Facebook’s algorithms for detecting hate speech are working harder than ever. If only we knew how good they are at their jobs.
Tuesday the social network reported a big jump in the number of items removed for breaching its rules on hate speech. The increase stemmed from better detection by the automated hate speech sniffers developed by Facebook’s artificial intelligence experts.
The accuracy of those systems remains a mystery. Facebook doesn’t release, and says it can’t estimate, the total volume of hate speech posted by its 1.7 billion daily active users.
Facebook has released quarterly reports on how it is enforcing its standards for acceptable discourse since May 2018. The latest says the company removed 9.6 million pieces of content it deemed hate speech in the first quarter of 2020, up from 5.7 million in the fourth quarter of 2019. The total was a record, topping the 7 million removed in the third quarter of 2019.
Of the 9.6 million posts removed in the first quarter, Facebook said its software detected 88.8 percent before users reported them. That indicates algorithms flagged 8.5 million posts for hate speech in the quarter, up 86 percent from the previous quarter’s total of 4.6 million.
In a call with reporters, Facebook chief technology officer Mike Schroepfer touted advances in the company’s machine learning technology that parses language. “Our language models have gotten bigger and more accurate and nuanced,” he said. “They’re able to catch things that are less obvious.”
Schroepfer wouldn’t specify how accurate those systems now are, saying only that Facebook tests systems extensively before they are deployed, in part so that they do not incorrectly penalize innocent content.
He cited figures in the new report showing that although users had appealed decisions to take down content for hate speech more often in the most recent quarter—1.3 million times—fewer posts were subsequently restored. Facebook also said Tuesday it had altered its appeals process in late March, reducing the number of appeals logged, because Covid-19 restrictions shut some moderation offices.
Facebook’s figures do not indicate how much hate speech slips through its algorithmic net. The company’s quarterly reports estimate the incidence of some types of content banned under Facebook’s rules, but not hate speech. Tuesday’s release shows violent posts declining since last summer. The hate speech section says Facebook is “still developing a global metric.”

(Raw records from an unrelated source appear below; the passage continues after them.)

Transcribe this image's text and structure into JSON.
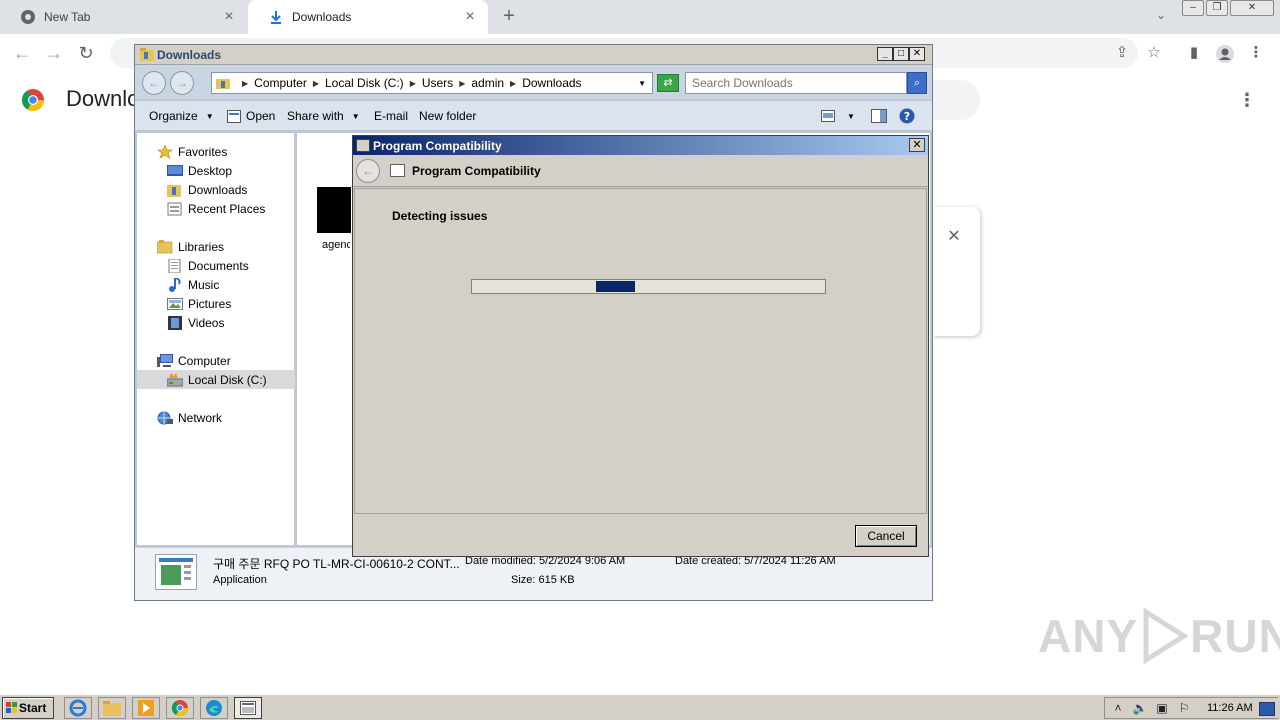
{
  "browser": {
    "tabs": [
      {
        "title": "New Tab",
        "active": false
      },
      {
        "title": "Downloads",
        "active": true
      }
    ],
    "page_title": "Downloads",
    "colors": {
      "tabbar": "#dee1e6",
      "accent": "#1a73e8"
    }
  },
  "explorer": {
    "title": "Downloads",
    "breadcrumb": [
      "Computer",
      "Local Disk (C:)",
      "Users",
      "admin",
      "Downloads"
    ],
    "search_placeholder": "Search Downloads",
    "toolbar": {
      "organize": "Organize",
      "open": "Open",
      "share_with": "Share with",
      "email": "E-mail",
      "new_folder": "New folder"
    },
    "nav": {
      "favorites": {
        "label": "Favorites",
        "items": [
          "Desktop",
          "Downloads",
          "Recent Places"
        ]
      },
      "libraries": {
        "label": "Libraries",
        "items": [
          "Documents",
          "Music",
          "Pictures",
          "Videos"
        ]
      },
      "computer": {
        "label": "Computer",
        "items": [
          "Local Disk (C:)"
        ]
      },
      "network": {
        "label": "Network"
      }
    },
    "file": {
      "label": "agenc"
    },
    "details": {
      "name": "구매 주문 RFQ PO TL-MR-CI-00610-2 CONT...",
      "type": "Application",
      "date_modified": "Date modified: 5/2/2024 9:06 AM",
      "size": "Size: 615 KB",
      "date_created": "Date created: 5/7/2024 11:26 AM"
    }
  },
  "dialog": {
    "title": "Program Compatibility",
    "header": "Program Compatibility",
    "status": "Detecting issues",
    "progress_start": 0.35,
    "progress_end": 0.46,
    "cancel_label": "Cancel"
  },
  "taskbar": {
    "start_label": "Start",
    "clock": "11:26 AM"
  },
  "watermark": {
    "text_left": "ANY",
    "text_right": "RUN"
  }
}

The missing numbers shroud the true size of the social networks’s hate speech problem. Caitlin Carlson, an associate professor at Seattle University, says the 9.6 million posts removed for hate speech look suspiciously small compared with Facebook’s huge network of users, and users’ observations of troubling content. “It’s not hard to find,” Carlson says.
Carlson published results in January from an experiment in which she and a colleague collected more than 300 Facebook posts that appeared to violate the platform’s hate speech rules, and reported them via the service’s tools. Only about half of the posts were ultimately removed; the company’s moderators appeared more rigorous in enforcing cases of racial and ethnic slurs than misogyny.
Facebook says content flagged by its algorithms is reviewed the same way as posts reported by users. That process determines whether to remove the content, or add a warning, and can involve human reviewers or software alone. Friday, Facebook agreed to a $52 million settlement with moderators who say reviewing content for the company caused them to develop PTSD. News of the settlement was earlier reported by the Verge.
Facebook’s moderation reports are part of a recent transparency drive that also includes a new panel of outside experts with the power to overturn the company’s moderation decisions. The company stood up those projects after scandals such as Russia-orchestrated election misinformation that have spurred lawmakers in the US and elsewhere to consider new government constraints on social platforms.
Carlson says Facebook’s disclosures appear to be intended to show that the company can self-regulate, but the reports are inadequate. “To be able to have a conversation about this we need the numbers,” she says. Asked why it doesn’t report prevalence for hate speech, a company spokesperson pointed to a note in its report saying its measurement is “slowly expanding to cover more languages and regions, to account for cultural context and nuances for individual languages.”